May 31, 2018
Hitachi was a major coup for you, does this one major success make you a leader?
I don’t think leadership as such can be narrowed down to one deal such as the one we completed at Newton Aycliffe with Hitachi. That said, it was a task that required focus and a dedicated team which I happened to lead.
What is the background to you successfully landing such a significant inward investment?
You will remember there was a terrific scramble across the UK to try and attract Hitachi. I think at one stage about 40 locations were said to be of interest to Hitachi. Some were in the North East. Finally, this was narrowed down to two sites – ourselves at Merchant Park and a site in North Wales.
Did this competition worry you?
Very much so. It would have been very arrogant to assume it was game, set and match for us before we had even started. This really required pulling together a strong team of professionals and getting the support of Durham County Council, Business Durham and appropriate Members of Parliament. The process was exhaustive and included vital contacts with Hitachi’s HQ in Europe and Japan. We made many presentations to Hitachi, both in London and the North East, before finally securing the deal that brought Hitachi to the North East.
Tell me more about Merchant Park?
We bought the 104-acre site in 2007, of which Hitachi would take over 34 acres in due course. Our belief was that Merchant Park represented a large site for large-scale industrial/logistics space given its proximity to the A1(M) and resulting fast access to Wearside/Tyneside to the north and Teesside to the south.
It also had a rail link down one side of the site which we were able to bring into the site as well as developing a test track. It also provided the vital link to the North East rail network. Equally vital was access to Teesport. The availability of skilled labour was another factor in the development of this site. We are now continuing to develop the last plots on the site.
What happened next?
We advised Hitachi of our site after assembling a high-level team that included engineers, architects, quantity surveyors and so on. Taking on board Hitachi’s requirements, we took the project to advanced design which included rail access. For final presentations to Hitachi, we used Redworth Hall hotel. This worked very well.
What else did you do to gather support for your site?

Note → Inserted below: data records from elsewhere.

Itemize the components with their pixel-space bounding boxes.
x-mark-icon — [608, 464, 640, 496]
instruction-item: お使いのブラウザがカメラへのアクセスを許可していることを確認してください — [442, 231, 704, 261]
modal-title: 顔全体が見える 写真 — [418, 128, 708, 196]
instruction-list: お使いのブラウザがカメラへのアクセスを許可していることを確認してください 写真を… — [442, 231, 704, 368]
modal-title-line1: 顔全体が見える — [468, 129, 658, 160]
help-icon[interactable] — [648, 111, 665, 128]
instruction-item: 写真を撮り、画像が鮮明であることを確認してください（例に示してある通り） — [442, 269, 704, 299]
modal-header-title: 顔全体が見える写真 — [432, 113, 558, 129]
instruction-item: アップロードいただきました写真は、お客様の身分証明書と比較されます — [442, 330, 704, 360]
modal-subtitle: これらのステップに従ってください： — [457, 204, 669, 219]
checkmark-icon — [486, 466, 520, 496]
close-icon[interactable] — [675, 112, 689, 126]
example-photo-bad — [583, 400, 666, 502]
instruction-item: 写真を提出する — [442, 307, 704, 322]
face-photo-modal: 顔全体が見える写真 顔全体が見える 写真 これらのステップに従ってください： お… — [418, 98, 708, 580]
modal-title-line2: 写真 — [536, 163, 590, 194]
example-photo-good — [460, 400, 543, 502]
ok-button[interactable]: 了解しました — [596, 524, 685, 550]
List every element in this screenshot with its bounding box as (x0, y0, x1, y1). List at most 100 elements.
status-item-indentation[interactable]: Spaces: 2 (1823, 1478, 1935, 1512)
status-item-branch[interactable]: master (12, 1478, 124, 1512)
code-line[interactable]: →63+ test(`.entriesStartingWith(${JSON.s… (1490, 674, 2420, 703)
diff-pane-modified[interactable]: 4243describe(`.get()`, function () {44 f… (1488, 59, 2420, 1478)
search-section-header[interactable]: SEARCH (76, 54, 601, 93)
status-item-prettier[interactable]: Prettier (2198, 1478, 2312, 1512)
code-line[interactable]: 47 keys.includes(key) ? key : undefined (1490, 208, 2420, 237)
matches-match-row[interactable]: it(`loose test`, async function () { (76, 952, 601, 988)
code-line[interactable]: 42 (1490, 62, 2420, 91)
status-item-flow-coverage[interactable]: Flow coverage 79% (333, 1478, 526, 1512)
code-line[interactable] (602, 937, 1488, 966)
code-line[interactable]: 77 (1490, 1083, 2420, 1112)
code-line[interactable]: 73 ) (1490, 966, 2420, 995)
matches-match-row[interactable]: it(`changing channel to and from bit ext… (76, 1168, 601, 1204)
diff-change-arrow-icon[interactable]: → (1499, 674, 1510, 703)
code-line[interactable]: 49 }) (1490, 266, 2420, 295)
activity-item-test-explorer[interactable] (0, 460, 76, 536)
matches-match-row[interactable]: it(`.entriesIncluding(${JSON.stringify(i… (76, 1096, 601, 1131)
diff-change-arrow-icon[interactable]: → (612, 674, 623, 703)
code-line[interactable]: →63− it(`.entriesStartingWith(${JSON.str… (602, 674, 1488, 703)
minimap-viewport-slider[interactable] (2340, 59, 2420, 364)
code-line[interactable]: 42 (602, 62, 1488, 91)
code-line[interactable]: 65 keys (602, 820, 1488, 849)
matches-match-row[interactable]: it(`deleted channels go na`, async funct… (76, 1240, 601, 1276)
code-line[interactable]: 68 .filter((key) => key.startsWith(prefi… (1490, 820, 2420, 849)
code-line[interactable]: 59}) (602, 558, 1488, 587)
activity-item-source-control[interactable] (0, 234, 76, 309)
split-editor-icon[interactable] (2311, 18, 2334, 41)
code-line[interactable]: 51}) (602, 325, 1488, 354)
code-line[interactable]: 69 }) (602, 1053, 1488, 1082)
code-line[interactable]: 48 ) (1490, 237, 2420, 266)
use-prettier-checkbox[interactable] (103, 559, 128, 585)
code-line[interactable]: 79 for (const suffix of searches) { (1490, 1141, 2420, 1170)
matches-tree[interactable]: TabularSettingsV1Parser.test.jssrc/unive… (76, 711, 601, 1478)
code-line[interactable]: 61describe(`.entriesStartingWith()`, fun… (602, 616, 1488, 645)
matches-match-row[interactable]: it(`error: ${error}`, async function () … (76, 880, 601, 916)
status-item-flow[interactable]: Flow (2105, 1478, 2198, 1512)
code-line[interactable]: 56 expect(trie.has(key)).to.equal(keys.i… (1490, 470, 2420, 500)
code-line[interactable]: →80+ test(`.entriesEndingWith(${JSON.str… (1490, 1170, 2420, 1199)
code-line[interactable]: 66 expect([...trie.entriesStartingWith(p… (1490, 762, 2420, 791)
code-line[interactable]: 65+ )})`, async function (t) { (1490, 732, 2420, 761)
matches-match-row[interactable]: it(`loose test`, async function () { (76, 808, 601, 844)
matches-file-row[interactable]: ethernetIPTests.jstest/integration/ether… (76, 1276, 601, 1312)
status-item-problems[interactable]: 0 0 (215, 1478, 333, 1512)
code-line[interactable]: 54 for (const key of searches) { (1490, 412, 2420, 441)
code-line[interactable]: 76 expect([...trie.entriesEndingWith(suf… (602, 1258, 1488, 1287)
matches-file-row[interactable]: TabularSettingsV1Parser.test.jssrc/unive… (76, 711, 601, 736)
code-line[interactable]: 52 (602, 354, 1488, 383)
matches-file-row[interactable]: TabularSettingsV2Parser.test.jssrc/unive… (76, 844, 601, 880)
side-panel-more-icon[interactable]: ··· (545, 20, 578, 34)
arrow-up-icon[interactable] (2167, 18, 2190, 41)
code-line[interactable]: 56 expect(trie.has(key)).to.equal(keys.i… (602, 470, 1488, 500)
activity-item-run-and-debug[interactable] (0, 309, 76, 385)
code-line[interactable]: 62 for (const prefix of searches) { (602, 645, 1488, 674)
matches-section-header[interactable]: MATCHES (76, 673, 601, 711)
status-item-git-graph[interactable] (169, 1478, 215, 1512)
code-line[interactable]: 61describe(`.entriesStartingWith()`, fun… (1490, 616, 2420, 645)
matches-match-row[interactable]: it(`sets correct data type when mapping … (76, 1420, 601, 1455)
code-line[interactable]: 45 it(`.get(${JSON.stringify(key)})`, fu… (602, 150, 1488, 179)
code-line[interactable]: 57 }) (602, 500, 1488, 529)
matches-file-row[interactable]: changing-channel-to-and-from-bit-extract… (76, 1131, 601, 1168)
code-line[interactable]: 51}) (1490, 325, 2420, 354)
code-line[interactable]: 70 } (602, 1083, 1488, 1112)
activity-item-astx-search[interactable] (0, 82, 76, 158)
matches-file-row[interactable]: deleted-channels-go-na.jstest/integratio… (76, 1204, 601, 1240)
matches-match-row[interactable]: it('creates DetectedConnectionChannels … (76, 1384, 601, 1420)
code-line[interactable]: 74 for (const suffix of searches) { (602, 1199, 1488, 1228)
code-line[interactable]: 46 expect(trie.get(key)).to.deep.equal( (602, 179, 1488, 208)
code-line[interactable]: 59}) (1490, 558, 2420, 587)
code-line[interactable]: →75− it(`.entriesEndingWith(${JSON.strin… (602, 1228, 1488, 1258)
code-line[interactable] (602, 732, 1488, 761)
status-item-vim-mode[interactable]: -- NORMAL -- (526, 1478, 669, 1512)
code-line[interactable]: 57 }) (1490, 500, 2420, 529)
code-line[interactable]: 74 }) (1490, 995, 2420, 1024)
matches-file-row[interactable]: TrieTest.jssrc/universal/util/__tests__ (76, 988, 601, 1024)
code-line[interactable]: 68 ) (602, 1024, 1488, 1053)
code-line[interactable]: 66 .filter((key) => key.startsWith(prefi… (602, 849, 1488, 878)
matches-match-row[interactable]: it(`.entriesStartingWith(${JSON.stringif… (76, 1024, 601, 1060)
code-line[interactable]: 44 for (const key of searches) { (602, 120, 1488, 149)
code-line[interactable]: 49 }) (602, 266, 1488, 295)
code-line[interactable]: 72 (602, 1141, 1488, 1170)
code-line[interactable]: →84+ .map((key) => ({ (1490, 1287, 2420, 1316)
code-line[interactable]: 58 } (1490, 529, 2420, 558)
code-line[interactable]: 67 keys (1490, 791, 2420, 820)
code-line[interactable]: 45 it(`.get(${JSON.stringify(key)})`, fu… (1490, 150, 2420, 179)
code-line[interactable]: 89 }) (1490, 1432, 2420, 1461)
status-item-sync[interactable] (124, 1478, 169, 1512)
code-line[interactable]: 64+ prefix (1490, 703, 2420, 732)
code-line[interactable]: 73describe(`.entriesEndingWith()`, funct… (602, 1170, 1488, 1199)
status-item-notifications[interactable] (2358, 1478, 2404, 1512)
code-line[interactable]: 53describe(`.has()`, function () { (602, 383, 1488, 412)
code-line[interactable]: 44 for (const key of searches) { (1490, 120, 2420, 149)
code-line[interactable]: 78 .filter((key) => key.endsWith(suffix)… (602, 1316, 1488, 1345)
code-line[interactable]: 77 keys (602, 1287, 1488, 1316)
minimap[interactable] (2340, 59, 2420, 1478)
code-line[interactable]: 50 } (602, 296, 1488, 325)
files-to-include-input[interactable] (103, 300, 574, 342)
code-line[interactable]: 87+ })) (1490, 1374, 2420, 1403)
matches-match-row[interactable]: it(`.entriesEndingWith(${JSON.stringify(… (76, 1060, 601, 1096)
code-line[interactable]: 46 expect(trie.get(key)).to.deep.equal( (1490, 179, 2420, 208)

We had a continuous marketing process as we were effectively marketing a large undeveloped site within the Newton Aycliffe Industrial zone. It was difficult to visualise simply by looking at a big field so we had presentations for agents, for example using helicopter trips from Redworth Hall, which not only gave an immediate visual of the site but the rail link and Teesport to the East. We also held an open day at the Xcel Centre which was attended by over 1500 delegates
What about the politicians, both national and local?
I don’t want to overstate the importance of this project to the economy of Newton Aycliffe or the wider County Durham, but we were looking at a very significant inward investment and a great deal for the North East as a whole. We had Cabinet ministerial visits, superb support from the local MP and of course County councillors. Media support was massive, notably from the Northern Echo, as it realised the benefits of landing Hitachi to the wider economy. Business Durham’s then-managing director, Stewart Watkins, was a very safe pair of hands and invaluable to making this a successful project.
What was the final presentation to Hitachi like?
The day before, we ran through the final pitch several times to get it right. Some may say this was exhaustive but, faced with a large team from Hitachi the next day, we saw this as the final opportunity. After all the effort, it was a seamless process for which I thank the team time and time again.
So does this make you a leader?
Possibly. I am proud of what has been achieved in bringing this project to the North East and securing opportunities for all for the future.